Work	Method	Image Resolution	Training Data	Accuracy
J. Cheng [40]	GLCM-BoW	512 × 512	80%	91.28%
M.R. Ismael [48]	DWT-2D Gabor	512 × 512	70%	91.90%
A. Pashaei [49]	CNN-ELM	512 × 512	70%	93.68%
P. Afshar [50]	CapsuleNet	128 × 128	-	90.89%
S. Deepak [22]	CNN-SVM-kNN	224 × 224	80%	97.80%
O. Polat [19]	Transfer Learning	224 × 224	70%	99.02%
B. Ahmad [18]	GAN-VAEs	512 × 512	60%	96.25%
N.S. Shaik [25]	MANet	224 × 224	-	96.51%
Present study	Ensemble of ViTs	224 × 224	70%	97.71%
		384 × 384	70%	98.70%

5. Conclusions

The performance of the ensemble model at 384 × 384 resolution is on par or better than that of previous CNN models for the classification of brain tumors from MRI, achieving an overall test accuracy of 98.7% and a specificity of 99.4%. Using the same ensemble model, the test classification accuracy for gliomas is 100%. The developed framework is made available publicly here.

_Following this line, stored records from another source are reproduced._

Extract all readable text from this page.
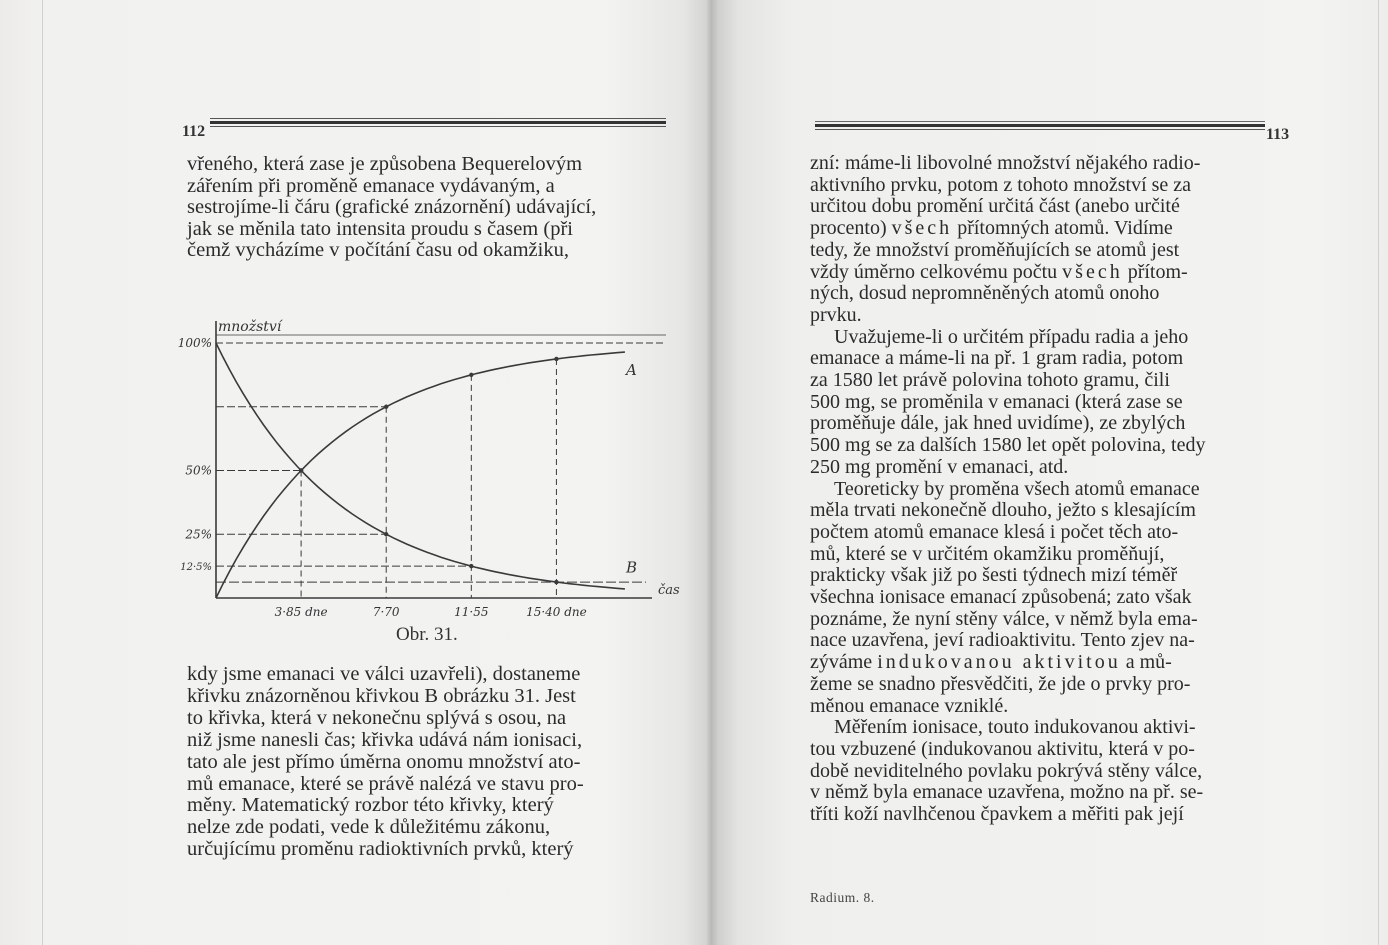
112

vřeného, která zase je způsobena Bequerelovým

zářením při proměně emanace vydávaným, a

sestrojíme-li čáru (grafické znázornění) udávající,

jak se měnila tato intensita proudu s časem (při

čemž vycházíme v počítání času od okamžiku,

100%
50%
25%
12·5%
3·85 dne	7·70	11·55	15·40 dne
množství
čas
A
B
Obr. 31.

kdy jsme emanaci ve válci uzavřeli), dostaneme

křivku znázorněnou křivkou B obrázku 31. Jest

to křivka, která v nekonečnu splývá s osou, na

niž jsme nanesli čas; křivka udává nám ionisaci,

tato ale jest přímo úměrna onomu množství ato-

mů emanace, které se právě nalézá ve stavu pro-

měny. Matematický rozbor této křivky, který

nelze zde podati, vede k důležitému zákonu,

určujícímu proměnu radioktivních prvků, který

113

zní: máme-li libovolné množství nějakého radio-

aktivního prvku, potom z tohoto množství se za

určitou dobu promění určitá část (anebo určité

procento) všech přítomných atomů. Vidíme

tedy, že množství proměňujících se atomů jest

vždy úměrno celkovému počtu všech přítom-

ných, dosud nepromněněných atomů onoho

prvku.

Uvažujeme-li o určitém případu radia a jeho

emanace a máme-li na př. 1 gram radia, potom

za 1580 let právě polovina tohoto gramu, čili

500 mg, se proměnila v emanaci (která zase se

proměňuje dále, jak hned uvidíme), ze zbylých

500 mg se za dalších 1580 let opět polovina, tedy

250 mg promění v emanaci, atd.

Teoreticky by proměna všech atomů emanace

měla trvati nekonečně dlouho, ježto s klesajícím

počtem atomů emanace klesá i počet těch ato-

mů, které se v určitém okamžiku proměňují,

prakticky však již po šesti týdnech mizí téměř

všechna ionisace emanací způsobená; zato však

poznáme, že nyní stěny válce, v němž byla ema-

nace uzavřena, jeví radioaktivitu. Tento zjev na-

zýváme indukovanou aktivitou a mů-

žeme se snadno přesvědčiti, že jde o prvky pro-

měnou emanace vzniklé.

Měřením ionisace, touto indukovanou aktivi-

tou vzbuzené (indukovanou aktivitu, která v po-

době neviditelného povlaku pokrývá stěny válce,

v němž byla emanace uzavřena, možno na př. se-

tříti koží navlhčenou čpavkem a měřiti pak její

Radium. 8.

Therefore, the computer-aided diagnosis of brain tumors from T1w CE MRI using an ensemble of finetuned ViT models can be an alternative to manual diagnoses, thereby reducing the burden on clinical radiologists.

Author Contributions

Conceptualization, S.T.; methodology, S.K.; software, S.A.C.B.; and validation, H.T.R. All authors have read and agreed to the published version of the manuscript.

Institutional Review Board Statement

This research study was conducted retrospectively using human subject data made available in open access by Figshare. Ethical approval was not required as confirmed by the license attached with the open access data.

Informed Consent Statement

This research study was conducted retrospectively using human subject data made available in open access by Figshare. Hence. written informed consent is not required.

Data Availability Statement

The data used in the study is publicly available from Figshare at brain tumor dataset.

Conflicts of Interest

The authors declare no conflict of interest.

Funding Statement

This research received no external funding.